Javascript confusion over variables defined by reference vs value

Question

I understand the following property of the javascript language:

var bar = 1;
var foo = bar;
bar = "something entirely different";
// foo is still 1

However, when trying to apply this logic to an object it seems to act differently:

var bar = {};
bar.prop = 1;
var foo = bar;
bar.prop = "something entirely different";
// foo.prop now changes to "something entirely different"
// but...
bar = "no longer an object";
// now foo remains an object with the prop property

Can someone tell me what's happening and why there is a difference?

Answer 1

Let's take it line by line:

var foo = bar;

All that names of objects do is hold addresses in memory. So in this statement, you are making foo hold the same memory address as bar. If for example bar was holding 0xFF, then via the assignment you would make foo also hold 0xFF.

However, keep in mind that bar and foo are two distinct objects, they happen to just hold the same address in memory.

Now, since they do happen to hold the same address in memory, mutating members of bar will also affect the members of foo because they are bound to the same object.

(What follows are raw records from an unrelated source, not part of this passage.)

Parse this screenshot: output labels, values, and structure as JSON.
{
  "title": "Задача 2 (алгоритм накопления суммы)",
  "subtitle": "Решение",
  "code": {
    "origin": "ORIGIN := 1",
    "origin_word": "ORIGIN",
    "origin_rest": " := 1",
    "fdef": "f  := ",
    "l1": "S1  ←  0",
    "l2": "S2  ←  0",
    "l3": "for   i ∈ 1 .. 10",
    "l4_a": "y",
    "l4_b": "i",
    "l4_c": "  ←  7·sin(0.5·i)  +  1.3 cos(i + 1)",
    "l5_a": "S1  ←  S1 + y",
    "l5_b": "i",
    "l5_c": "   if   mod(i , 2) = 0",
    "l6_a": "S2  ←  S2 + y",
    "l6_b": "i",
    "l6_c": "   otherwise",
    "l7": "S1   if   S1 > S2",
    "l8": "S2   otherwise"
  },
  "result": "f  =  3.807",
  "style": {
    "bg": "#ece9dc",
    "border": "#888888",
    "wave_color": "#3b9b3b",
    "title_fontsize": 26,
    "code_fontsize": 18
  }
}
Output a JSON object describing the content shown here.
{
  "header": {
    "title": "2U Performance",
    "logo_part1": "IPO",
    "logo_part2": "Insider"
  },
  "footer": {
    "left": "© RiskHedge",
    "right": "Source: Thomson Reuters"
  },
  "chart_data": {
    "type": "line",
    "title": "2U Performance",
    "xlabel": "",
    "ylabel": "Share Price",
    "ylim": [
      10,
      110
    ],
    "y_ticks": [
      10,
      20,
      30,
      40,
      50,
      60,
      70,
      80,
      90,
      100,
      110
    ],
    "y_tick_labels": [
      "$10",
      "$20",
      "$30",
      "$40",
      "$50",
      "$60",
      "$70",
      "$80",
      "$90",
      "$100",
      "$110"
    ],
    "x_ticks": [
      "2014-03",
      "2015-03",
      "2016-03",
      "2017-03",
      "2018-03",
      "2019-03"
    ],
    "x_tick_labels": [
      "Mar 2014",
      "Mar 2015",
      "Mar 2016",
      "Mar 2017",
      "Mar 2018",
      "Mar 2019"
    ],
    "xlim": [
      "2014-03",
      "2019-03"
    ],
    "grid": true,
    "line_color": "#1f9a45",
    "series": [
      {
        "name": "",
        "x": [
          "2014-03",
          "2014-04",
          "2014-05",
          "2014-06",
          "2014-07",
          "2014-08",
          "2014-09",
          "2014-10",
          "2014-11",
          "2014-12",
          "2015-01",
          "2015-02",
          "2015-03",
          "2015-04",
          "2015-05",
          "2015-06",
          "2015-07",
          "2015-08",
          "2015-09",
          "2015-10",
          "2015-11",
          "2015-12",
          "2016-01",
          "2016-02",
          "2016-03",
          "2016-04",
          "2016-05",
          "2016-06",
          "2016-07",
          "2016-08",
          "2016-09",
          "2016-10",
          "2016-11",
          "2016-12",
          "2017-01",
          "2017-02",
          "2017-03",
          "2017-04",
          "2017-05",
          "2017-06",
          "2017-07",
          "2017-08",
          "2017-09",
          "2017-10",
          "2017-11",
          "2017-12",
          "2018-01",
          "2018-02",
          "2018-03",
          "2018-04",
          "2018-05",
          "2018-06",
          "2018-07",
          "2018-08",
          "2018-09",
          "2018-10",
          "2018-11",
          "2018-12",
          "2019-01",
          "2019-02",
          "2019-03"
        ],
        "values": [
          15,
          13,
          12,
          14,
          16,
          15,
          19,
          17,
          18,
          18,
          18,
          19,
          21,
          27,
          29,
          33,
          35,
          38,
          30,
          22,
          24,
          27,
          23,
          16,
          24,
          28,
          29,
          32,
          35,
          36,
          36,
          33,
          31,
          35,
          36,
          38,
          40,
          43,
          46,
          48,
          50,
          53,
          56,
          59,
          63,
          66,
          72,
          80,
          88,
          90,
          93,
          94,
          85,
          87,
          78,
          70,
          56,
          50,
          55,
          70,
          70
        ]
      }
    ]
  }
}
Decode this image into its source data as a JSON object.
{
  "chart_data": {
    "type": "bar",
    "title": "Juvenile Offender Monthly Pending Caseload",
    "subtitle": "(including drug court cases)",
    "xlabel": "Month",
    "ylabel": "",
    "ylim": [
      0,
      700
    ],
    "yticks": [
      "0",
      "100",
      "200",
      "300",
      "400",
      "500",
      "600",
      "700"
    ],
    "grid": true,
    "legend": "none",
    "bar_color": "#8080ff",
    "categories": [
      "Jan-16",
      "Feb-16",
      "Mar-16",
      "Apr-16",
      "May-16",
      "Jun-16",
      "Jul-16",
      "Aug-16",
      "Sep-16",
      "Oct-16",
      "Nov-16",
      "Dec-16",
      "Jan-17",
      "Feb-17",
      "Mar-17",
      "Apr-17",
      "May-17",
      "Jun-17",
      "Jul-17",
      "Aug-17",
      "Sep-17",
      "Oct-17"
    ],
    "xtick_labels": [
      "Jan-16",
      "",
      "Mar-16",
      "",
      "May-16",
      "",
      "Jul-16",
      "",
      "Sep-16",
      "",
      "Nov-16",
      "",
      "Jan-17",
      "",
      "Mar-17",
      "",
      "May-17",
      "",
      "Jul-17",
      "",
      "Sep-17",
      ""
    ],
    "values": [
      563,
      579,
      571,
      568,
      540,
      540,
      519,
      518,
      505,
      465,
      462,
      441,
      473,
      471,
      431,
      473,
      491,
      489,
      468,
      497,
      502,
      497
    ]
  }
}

bar.prop = "something entirely different";  // affects foo.prop also

However, here is the key point to remember:

Assignment only changes what the name of the object is bound to, and does not affect any other objects.

In other words, the statement below made bar hold a different memory address, but this does not affect foo.

bar = "no longer an object"; // Made bar hold a different memory address

Now, explaining the quote:

Javascript is always pass by value, but when a variable refers to an object (including arrays), the "value" is a reference to the object.

Take this example:

function f(obj1, obj2)
{
    obj1.prop = 10;
    obj2 = {prop: 20};
}

var bar = {prop: 1};
var foo = {prop: 2};
f(bar, foo);
console.log("bar.prop: " + bar.prop + ", foo.prop: " + foo.prop);

This prints outs: bar.prop: 10, foo.prop: 2. Inside function f, obj1 holds the same memory address as bar and obj2 holds the same memory address as foo. However, only bar is affected because inside f only altering members of objects are reflected and assignment obj2 = {prop: 20}; only affects the local variable obj2 not foo.

In other words, the "value" is a reference to an object means, altering members affects the referenced object but assigning only affects the local variable.

Answer 2

In the first code you define the Var bar as variable.

in the second code you define it as an object.

The variables take a place in the memory;so when you define foo from bar its will be the same type as variable and will reserve a new memory location; and when you use equal operator you are replacing the data content of this variable.

The object in the second sample code on initialize will point (as pointer) to a memory location that will contain the data of this object; and when you define foo from bar its will be the same type as object and will point to the same memory location; so changing one of these two reference object value will reflect on the other one.

Answer 3

That's correct. When you assign a variable to an object, you're really creating a second reference to that object. In the first case, what you're doing is assigning bar to point at the string foo points to, but then you change what bar points to when you reassign bar.

In the second example, you assign bar to a new object, then you point foo at that same object, then you reassign bar to a string. foo is still pointed at the same object.

Think of it like this: bar = "something" is changing what bar points to, not changing the actual object {} to a string.

This article is a fairly good explanation of what you're seeing. I'm looking for even better / more authoritative references, however.